With their plates filled with steaming spaghetti and meatball sauce, they made their way to the folding table set up close to the woodstove.
“To surviving that moose,” she said, lifting her mug of wine to clink against his.
They clicked their mugs together and toasted.
After tasting the meatballs and raving about them in a very satisfactory way, Lachlan said, “Maybe we should add ‘free cell service for life’ to our investigation. Seems pretty sketchy to me.”
“We have an investigation?”
“What would you call it?” He devoured another meatball. Thank you, Granny Jeanine.
She thought about it, then said, “An adventure?” The word filled her with excitement, like life welling inside her. A green shoot of curiosity rising from the scorched earth of her post-SS emotional shutdown.
Lachlan’s face lit up. “That’s one of my favorite words, adventure.”
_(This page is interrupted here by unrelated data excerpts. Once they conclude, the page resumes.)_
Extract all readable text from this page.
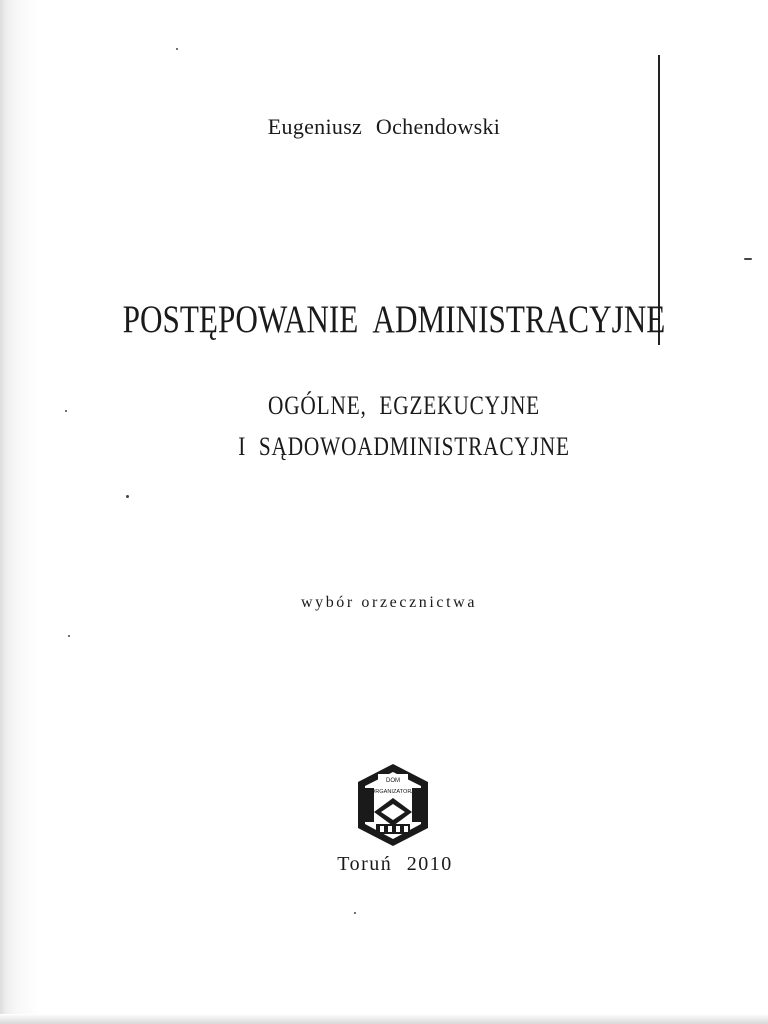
Eugeniusz Ochendowski
POSTĘPOWANIE ADMINISTRACYJNE
OGÓLNE, EGZEKUCYJNE
I SĄDOWOADMINISTRACYJNE
wybór orzecznictwa
DOM
ORGANIZATORA
Toruń 2010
“Really? Scientists like adventure?”
“I can only speak for myself, but of course I like adventure. Scientists are always venturing into the unknown. I could have chosen other fields of research, but to study jokulhlaup, you have to be where jokulhlaups happen.”
“Near glaciers?”
“Near glaciers. Which are usually hard to get to.”
“To adventures,” she said. They clicked their mugs together again. “And also to surviving them.”
The burning logs in the woodstove chose that moment to collapse, sending sparks soaring into the smokestack. Maura shivered, paralyzed by a sudden sense of ominous dread.
Lachlan set down his mug and crouched next to the woodstove, poker in hand, and adjusted the fire until it was burning steadily again. In the process, a bit of ash floated from the stove and landed lightly on his hair.
This time, she didn’t stop herself from flicking it off once he’d returned to the table.